I wrote this several years ago when I was still a preacher and I published it in my anonymous blog, Clergy Guy. Maybe it will help some understand more about real ministers.
I was at a ministers’ meeting feeling grumpy because I didn’t want to be there. I sat at a table with colleagues who didn’t want to be there either. I didn’t know them all, but I could see they were all ministers. Trust me, we recognize each other.
However, there was one man at the table whom I was sure was not a minister, although he was dressed like one with his dark suit and tie. He looked a little like most of us, too–big, overweight, with that indefinable quality of oddness we persons of the cloth often possess. But he wasn’t one of us, no matter how much he looked the part. I can’t tell you how I knew that, but I did. Trust me, we recognize each other.
After a few minutes, he leaned over to me and gestured toward the rest of the room where hundreds of other ministers were gathered.

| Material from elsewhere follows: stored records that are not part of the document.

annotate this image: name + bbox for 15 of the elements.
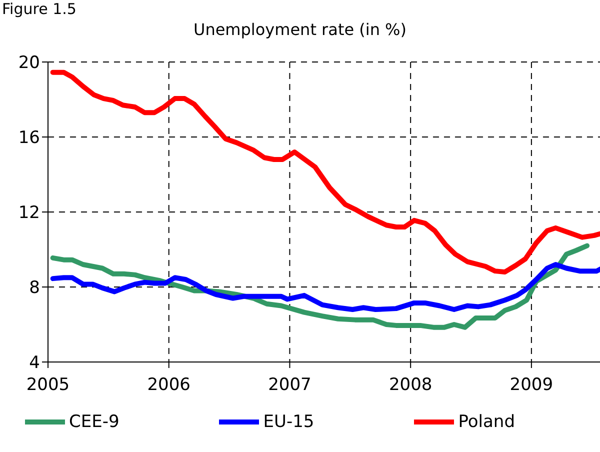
x-tick-label: 2007 [268, 375, 312, 396]
x-tick-label: 2006 [147, 375, 190, 396]
y-tick-label: 8 [29, 278, 40, 298]
legend-label: EU-15 [263, 412, 314, 432]
caption: Figure 1.5 [2, 0, 76, 18]
y-tick-label: 4 [29, 353, 40, 374]
x-tick-label: 2005 [26, 375, 70, 396]
y-tick-label: 16 [18, 128, 40, 148]
x-tick-label: 2008 [388, 375, 432, 396]
y-tick-label: 20 [18, 53, 40, 74]
chart-title: Unemployment rate (in %) [192, 20, 408, 39]
legend-label: Poland [458, 412, 516, 432]
legend-label: CEE-9 [68, 412, 120, 432]
x-tick-label: 2009 [510, 375, 554, 396]
y-tick-label: 12 [18, 203, 40, 224]
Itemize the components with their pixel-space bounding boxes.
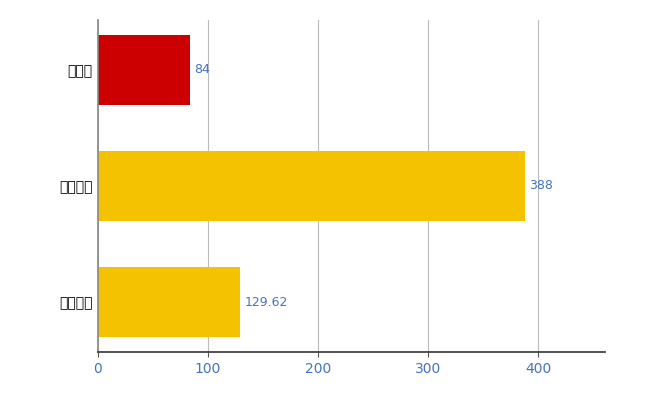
Bar	[98, 35, 190, 105]
Text: 388: 388	[530, 180, 553, 192]
Text: 129.62: 129.62	[245, 296, 288, 308]
Bar	[98, 267, 240, 337]
Bar	[98, 151, 525, 221]
Text: 84: 84	[194, 64, 211, 76]
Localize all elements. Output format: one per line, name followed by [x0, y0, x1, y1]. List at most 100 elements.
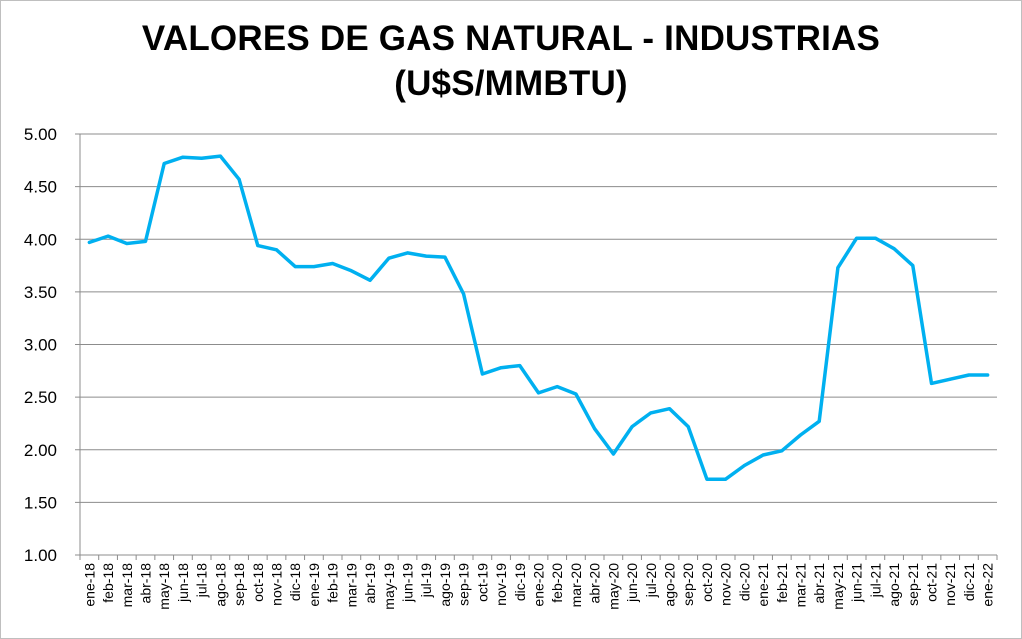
x-tick-label: dic-19	[512, 563, 528, 601]
data-point	[630, 425, 634, 429]
x-tick-label: feb-18	[100, 563, 116, 603]
x-tick-label: ago-21	[886, 563, 902, 607]
x-tick-label: nov-20	[718, 563, 734, 606]
data-point	[368, 278, 372, 282]
x-tick-label: abr-19	[362, 563, 378, 604]
data-point	[181, 155, 185, 159]
chart-title: VALORES DE GAS NATURAL - INDUSTRIAS	[141, 19, 881, 58]
data-point	[537, 391, 540, 395]
x-tick-label: may-18	[156, 563, 172, 610]
x-tick-label: ago-18	[212, 563, 228, 607]
x-tick-label: abr-21	[811, 563, 827, 604]
data-point	[611, 452, 615, 456]
data-point	[349, 269, 353, 273]
x-tick-label: dic-20	[736, 563, 752, 601]
data-point	[892, 247, 896, 251]
x-tick-label: ene-18	[81, 563, 97, 607]
x-tick-label: jun-19	[400, 563, 416, 603]
data-point	[218, 154, 222, 158]
x-tick-label: oct-20	[699, 563, 715, 602]
chart-subtitle: (U$S/MMBTU)	[394, 64, 628, 103]
data-point	[649, 411, 653, 415]
x-tick-label: sep-18	[231, 563, 247, 606]
x-tick-label: oct-19	[474, 563, 490, 602]
x-tick-label: sep-20	[680, 563, 696, 606]
x-tick-label: jun-21	[849, 563, 865, 603]
x-tick-label: feb-20	[549, 563, 565, 603]
y-tick-label: 4.50	[24, 178, 57, 197]
series-line	[87, 154, 990, 481]
x-tick-label: sep-19	[456, 563, 472, 606]
data-point	[593, 427, 597, 431]
x-tick-label: ene-20	[531, 563, 547, 607]
data-point	[911, 264, 915, 268]
x-tick-label: jul-19	[418, 563, 434, 598]
data-point	[518, 364, 522, 368]
x-tick-label: mar-21	[793, 563, 809, 608]
y-tick-label: 4.00	[24, 230, 57, 249]
data-point	[462, 292, 466, 296]
data-point	[742, 464, 746, 468]
x-tick-label: sep-21	[905, 563, 921, 606]
x-tick-label: mar-20	[568, 563, 584, 608]
data-point	[948, 377, 952, 381]
y-tick-label: 1.00	[24, 546, 57, 565]
y-tick-label: 3.50	[24, 283, 57, 302]
data-point	[125, 241, 129, 245]
y-tick-label: 5.00	[24, 125, 57, 144]
x-tick-label: feb-21	[774, 563, 790, 603]
data-point	[443, 255, 447, 259]
x-tick-label: oct-18	[250, 563, 266, 602]
data-point	[555, 385, 559, 389]
data-point	[237, 177, 241, 181]
data-point	[855, 236, 859, 240]
x-tick-label: ago-20	[662, 563, 678, 607]
x-tick-label: abr-18	[138, 563, 154, 604]
x-tick-label: dic-21	[961, 563, 977, 601]
data-point	[331, 261, 335, 265]
x-tick-label: may-21	[830, 563, 846, 610]
x-tick-label: oct-21	[924, 563, 940, 602]
x-tick-label: ene-19	[306, 563, 322, 607]
data-point	[275, 248, 278, 252]
x-tick-label: ene-21	[755, 563, 771, 607]
data-point	[873, 236, 877, 240]
y-tick-label: 2.50	[24, 388, 57, 407]
x-tick-label: abr-20	[587, 563, 603, 604]
y-tick-label: 2.00	[24, 441, 57, 460]
data-point	[705, 477, 709, 481]
data-point	[106, 234, 110, 238]
data-point	[499, 366, 503, 370]
data-point	[387, 256, 391, 260]
data-point	[87, 240, 91, 244]
data-point	[162, 161, 166, 165]
data-point	[799, 433, 802, 437]
data-point	[424, 254, 428, 258]
data-point	[986, 373, 990, 377]
x-tick-label: jul-21	[867, 563, 883, 598]
data-point	[312, 265, 316, 269]
data-point	[668, 407, 671, 411]
data-point	[724, 477, 728, 481]
x-tick-label: may-20	[605, 563, 621, 610]
x-tick-label: nov-21	[942, 563, 958, 606]
data-point	[686, 425, 690, 429]
data-point	[817, 419, 821, 423]
x-tick-label: mar-18	[119, 563, 135, 608]
y-tick-label: 3.00	[24, 336, 57, 355]
data-point	[406, 251, 409, 255]
data-point	[761, 453, 765, 457]
x-tick-label: feb-19	[325, 563, 341, 603]
data-point	[293, 265, 297, 269]
data-point	[144, 239, 147, 243]
data-point	[967, 373, 971, 377]
data-point	[574, 392, 578, 396]
x-tick-label: jul-20	[643, 563, 659, 598]
x-tick-label: ene-22	[980, 563, 996, 607]
x-tick-label: jul-18	[194, 563, 210, 598]
x-tick-label: mar-19	[343, 563, 359, 608]
data-point	[480, 372, 484, 376]
x-tick-label: jun-18	[175, 563, 191, 603]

“All these people sit with their classmates from seminary.” he said. “It happens at all these events. They only talk to people in their class. You ever noticed that?”
“Not really,” I said.
“Oh, it’s true,” he assured me.
No it wasn’t but I didn’t argue.
“I notice things like that,” he said importantly, “I’m a people watcher.”
“Really?” I said.
“Yeah. It’s kind of my hobby. When my wife makes me go to the mall with her, I’m never bored. I just watch all the people go by. It’s very entertaining .”
I smiled and nodded just as if I was interested. I didn’t like him. What was this guy doing here?
I looked at a friend sitting across from me. He was a high mileage minister like me who, also like me, had eschewed the conventional coat and tie for this event. He’s goofy and quite outrageous in a soft spoken manner, but he still has the pastor’s presence–that carriage of caring authority. Other ministers, who were better dressed than him or me, sat on either side of him. We like to be around him because he makes us laugh. Not the fake life-of-the-party kind of laugh that we use at church socials, but the helpless belly busting laughter that sad ministers don’t get enough of.
He’s sad, too, because like the rest of us, he struggles to run a church, arbitrate ludicrous conflicts, raise money, and attract new members, while all the time he is aware that his real job is to calm the turmoil in others, comfort the grieving, and sit with the dying. Another reason for his sadness is that like the rest of us, he feels inadequate for the job.
The man who liked to watch people for entertainment did not belong with us at this table.
You see, unlike him, we don’t watch people. We watch over people. We watch for the ones who need rescue. We see the wounds and try to heal them. It’s hard work with a high failure rate, and it’s rarely entertaining. But it’s the real work that we squeeze in around the committee meetings, training seminars, building campaigns, and potluck socials.
Inside, I sneered at this guy who watches people. But now that I’m alone and have time to process, I think about what he really said to me.
He watches people who don’t see him and perhaps like me they are irritated when he insists on being noticed.
Yesterday he sat, invisible again, in a room of hundreds of ministers. He was dressed the same as everyone else, but wasn’t really one of us and he thought he had an explanation:
I’m not in their class.
Sigh. He was one of those that I’m supposed to be watching for and he was right next to me.
Like I said. High failure rate. Inadequate for the job.